Another weird thing is the messed up sense of pacing and timing. Consider the sequence early in the picture where Renee Zellweger, who again perfects her grown-up Lisa Simpson impersonation, is assigned to get the dirt on John Krasinski and deflate his war record a little. The scene is fine, in and of itself, but from it we go into a long sequence where Clooney's football team disbands and everyone goes their separate ways. Clooney himself grows a beard and sort of bottoms out before coming up with the idea of recruiting Krazinski, which he is able to do after a bit of skillful coaxing. When he goes to a hotel to meet with a prominent money-man, Zellweger finally shows up, and has some dialogue that indicates that only, like, three days have passed since we last saw her!

This is the third movie that Clooney has directed, following Confessions Of A Dangerous Mind and 2005's Good Night And Good Luck, for which he got a best director nomination. All three films are highly stylized period pieces that I've found to be a bit tough to get through. I did admire Good Night on many levels, but I suspect that had more to do with what the movie was about more than the somewhat unappealing way in which it was made.

After the shit-heap that was 1997's Batman & Robin, Clooney decided that he had enough money to pretty much do as he pleased, and accordingly used his clout to get a lot of really good pictures through the system.
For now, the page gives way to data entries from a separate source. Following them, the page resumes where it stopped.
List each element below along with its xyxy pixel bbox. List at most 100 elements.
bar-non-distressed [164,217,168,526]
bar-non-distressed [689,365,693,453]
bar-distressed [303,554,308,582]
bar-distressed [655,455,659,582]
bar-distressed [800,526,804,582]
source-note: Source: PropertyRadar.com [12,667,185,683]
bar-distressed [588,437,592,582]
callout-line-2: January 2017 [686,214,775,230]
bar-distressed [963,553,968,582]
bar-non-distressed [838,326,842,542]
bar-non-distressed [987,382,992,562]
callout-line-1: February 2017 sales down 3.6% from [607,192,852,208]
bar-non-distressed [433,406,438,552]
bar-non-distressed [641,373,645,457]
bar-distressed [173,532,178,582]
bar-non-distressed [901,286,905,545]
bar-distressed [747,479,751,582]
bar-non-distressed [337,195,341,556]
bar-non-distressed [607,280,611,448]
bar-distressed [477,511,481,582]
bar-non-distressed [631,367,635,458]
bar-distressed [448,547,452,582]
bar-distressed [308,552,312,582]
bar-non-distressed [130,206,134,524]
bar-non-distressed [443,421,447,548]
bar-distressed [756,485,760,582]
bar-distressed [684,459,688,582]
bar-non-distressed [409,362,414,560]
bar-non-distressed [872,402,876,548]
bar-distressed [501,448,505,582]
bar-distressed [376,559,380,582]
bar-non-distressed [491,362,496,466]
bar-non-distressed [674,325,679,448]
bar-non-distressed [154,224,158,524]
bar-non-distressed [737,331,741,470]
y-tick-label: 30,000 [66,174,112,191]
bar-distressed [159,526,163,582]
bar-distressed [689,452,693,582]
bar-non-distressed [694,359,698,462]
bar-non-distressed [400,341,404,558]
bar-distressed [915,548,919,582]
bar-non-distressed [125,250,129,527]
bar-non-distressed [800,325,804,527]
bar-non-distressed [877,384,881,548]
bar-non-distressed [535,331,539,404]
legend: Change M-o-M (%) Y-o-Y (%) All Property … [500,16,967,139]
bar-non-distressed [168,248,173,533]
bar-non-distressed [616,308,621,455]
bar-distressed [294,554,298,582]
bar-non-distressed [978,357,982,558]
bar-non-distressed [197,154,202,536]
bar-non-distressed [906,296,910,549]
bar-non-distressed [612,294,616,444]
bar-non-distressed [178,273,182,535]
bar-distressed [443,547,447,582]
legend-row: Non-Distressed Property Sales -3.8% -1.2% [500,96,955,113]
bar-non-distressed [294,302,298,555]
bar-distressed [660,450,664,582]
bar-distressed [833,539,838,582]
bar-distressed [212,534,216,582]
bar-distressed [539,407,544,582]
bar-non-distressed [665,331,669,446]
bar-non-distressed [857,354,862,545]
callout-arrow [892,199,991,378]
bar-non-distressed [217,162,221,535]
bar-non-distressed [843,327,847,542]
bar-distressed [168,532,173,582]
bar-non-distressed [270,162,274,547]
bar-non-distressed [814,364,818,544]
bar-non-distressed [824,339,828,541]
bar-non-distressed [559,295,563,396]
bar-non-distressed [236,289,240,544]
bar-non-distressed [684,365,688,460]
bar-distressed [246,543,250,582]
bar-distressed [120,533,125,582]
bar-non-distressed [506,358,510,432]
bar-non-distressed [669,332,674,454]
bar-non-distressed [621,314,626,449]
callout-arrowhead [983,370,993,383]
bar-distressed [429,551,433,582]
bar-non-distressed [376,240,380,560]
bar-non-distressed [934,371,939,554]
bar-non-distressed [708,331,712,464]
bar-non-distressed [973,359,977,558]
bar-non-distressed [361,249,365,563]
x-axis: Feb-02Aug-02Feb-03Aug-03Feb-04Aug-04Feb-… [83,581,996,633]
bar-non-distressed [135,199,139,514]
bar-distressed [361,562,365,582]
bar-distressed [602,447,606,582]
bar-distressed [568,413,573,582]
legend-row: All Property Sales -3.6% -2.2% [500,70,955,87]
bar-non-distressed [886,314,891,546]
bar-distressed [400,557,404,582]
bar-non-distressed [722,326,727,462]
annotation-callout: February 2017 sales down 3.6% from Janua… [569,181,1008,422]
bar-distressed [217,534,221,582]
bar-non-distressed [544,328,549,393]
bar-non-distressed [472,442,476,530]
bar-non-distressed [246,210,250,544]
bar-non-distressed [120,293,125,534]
I won't blame him for embarking on films that looked like they might have been good, but turned out not to be (Solaris, The Perfect Storm, The Good German, et al). I will, however, take issue with endeavors like the Ocean's 11 trilogy, not a single installment of which was comprehensible or seemed to be about anything other than making money.

Leatherheads, Clooney's first big financial failure in a while, clearly wasn't made with insane profits in mind, but I have to wonder that since it's a sports movie with very little athletic activity, and because it's a romantic comedy where the leads don't seem all that attracted to eachother, what, exactly, was the idea behind making it?